Sharnalk était persuadé que si les ravisseurs étaient liés à la communauté, alors ils devraient se manifester sous peu La guérisseuse subît donc un long interrogatoire concernant les modes de communication de la mafia. La jeune fille, durant ses deux mois de captivité, avait eu le temps de recueillir de nombreuses informations sur la communauté. Cette Inochi fut certainement la meilleure prise de la soirée pour le Ryodan. Mais après cet interrogatoire, elle ne fut toujours pas laissée tranquille. Les araignées voulaient qu'elle soigne leur ami enlevé, et inventaient toutes sortes de prétextes pour qu'elle reste à leurs côtés. La fille était loin d'être idiote et comprit que si elle feignait d'hésiter, elle aurait de sérieux ennuis. Aussi décida-t-elle de prendre une attitude des plus conciliantes en attendant le moment propice pour leur fausser compagnie.
Inochi était plutôt bonne comédienne. Aucun des membres de la brigade ne détecta son malaise, tant elle le dissimulait bien. Alors que toute la troupe s'organisait pour mettre sur écoute les lignes de la communauté, elle demanda l'autorisation de retourner à son « domicile ». Elle avait quelques effets personnels dans la maison de Kazuke et tenait à les récupérer. Bien sûr, les membres de la brigade n'avaient pas l'intention de la lâcher. Il fut convenu que Feitan l'accompagnerait.
- Mais vous n'avez pas besoin de m'accompagner. Je peux me débrouiller toute seule.
- N'importe quoi. Tu t'es déjà fait avoir une fois. Tu as pensé au fait qu'il pourrait avoir des copains qui t'attendent au tournant ?
Bien sûr, eux, pouvaient faire exactement de même. Les contrarier, ici et maintenant, était du suicide. Elle accepta donc l'aide de son nouveau « garde du corps ». Les équipes se séparèrent. Feitan et Inochi partirent de leur côté, alors que les autres organisaient la localisation d'Uvo.

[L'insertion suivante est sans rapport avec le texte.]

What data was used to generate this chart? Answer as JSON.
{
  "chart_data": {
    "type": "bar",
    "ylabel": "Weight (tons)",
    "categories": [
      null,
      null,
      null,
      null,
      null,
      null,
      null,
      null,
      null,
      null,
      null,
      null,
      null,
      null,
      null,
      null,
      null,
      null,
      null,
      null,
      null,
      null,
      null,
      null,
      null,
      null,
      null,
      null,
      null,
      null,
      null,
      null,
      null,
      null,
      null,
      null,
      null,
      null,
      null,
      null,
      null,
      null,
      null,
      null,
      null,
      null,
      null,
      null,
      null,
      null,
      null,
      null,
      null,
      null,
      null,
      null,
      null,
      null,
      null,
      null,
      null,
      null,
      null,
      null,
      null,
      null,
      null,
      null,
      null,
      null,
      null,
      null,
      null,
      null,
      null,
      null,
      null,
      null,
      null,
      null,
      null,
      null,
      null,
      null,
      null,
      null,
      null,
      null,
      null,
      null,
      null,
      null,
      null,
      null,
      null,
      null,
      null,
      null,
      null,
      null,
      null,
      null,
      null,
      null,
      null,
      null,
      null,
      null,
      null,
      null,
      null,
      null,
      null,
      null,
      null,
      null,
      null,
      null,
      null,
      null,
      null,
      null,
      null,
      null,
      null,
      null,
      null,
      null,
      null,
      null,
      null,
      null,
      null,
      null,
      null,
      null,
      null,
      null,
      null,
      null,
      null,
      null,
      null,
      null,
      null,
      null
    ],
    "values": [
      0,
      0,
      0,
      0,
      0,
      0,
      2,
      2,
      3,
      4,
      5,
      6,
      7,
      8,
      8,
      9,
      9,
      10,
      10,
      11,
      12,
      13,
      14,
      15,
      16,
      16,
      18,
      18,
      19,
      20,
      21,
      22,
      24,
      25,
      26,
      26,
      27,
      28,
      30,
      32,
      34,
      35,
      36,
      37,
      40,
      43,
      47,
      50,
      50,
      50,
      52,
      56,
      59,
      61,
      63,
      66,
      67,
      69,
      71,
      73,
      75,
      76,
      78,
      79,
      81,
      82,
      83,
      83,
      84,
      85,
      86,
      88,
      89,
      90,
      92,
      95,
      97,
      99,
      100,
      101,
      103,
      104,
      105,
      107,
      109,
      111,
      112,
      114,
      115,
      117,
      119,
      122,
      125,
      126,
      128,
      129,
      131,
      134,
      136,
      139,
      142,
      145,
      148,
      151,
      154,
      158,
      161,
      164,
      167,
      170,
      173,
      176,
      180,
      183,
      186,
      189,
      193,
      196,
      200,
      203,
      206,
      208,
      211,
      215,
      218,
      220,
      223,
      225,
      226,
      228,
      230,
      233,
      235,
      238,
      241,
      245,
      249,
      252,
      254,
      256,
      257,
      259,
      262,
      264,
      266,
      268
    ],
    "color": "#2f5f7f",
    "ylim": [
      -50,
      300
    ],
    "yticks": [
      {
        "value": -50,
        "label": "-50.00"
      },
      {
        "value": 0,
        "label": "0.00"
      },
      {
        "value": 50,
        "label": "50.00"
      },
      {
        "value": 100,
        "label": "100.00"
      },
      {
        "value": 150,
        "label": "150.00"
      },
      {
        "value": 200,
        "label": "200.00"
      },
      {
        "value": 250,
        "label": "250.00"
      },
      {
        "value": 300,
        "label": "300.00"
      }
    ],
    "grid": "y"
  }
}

La première chose que Nobunaga, Machi, Shizuku et Sharnalk firent fut d'appeler leurs compagnons les attendant à la base. Ils leur racontèrent les événements, les rencontres et les captures. Ils reçurent une réponse du boss : « ramenez moi les deux prises entières, et spécialement la guérisseuse ». Ils comprirent immédiatement ce dont quoi il retournait. Le boss avait la capacité de voler celles des autres. Les araignées avaient donc prit l'habitude de garder en vie les personnes ayant des nen insolites pour accroître la collection de leur chef. Ce soir, le boss était très intéressé par les facultés des prisonniers et spécialement celle de guérison, car les gens qui choisissent de développer ce genre de technique sont très rares et ceux qui les rendent vraiment efficaces l'étaient encore plus. Mais ils n'étaient pas vraiment à l'aise. Bien sûr, Feitan était parfaitement capable de surveiller quelqu'un tout seul, mais il y avait quelque chose de spécial chez la jeune fille.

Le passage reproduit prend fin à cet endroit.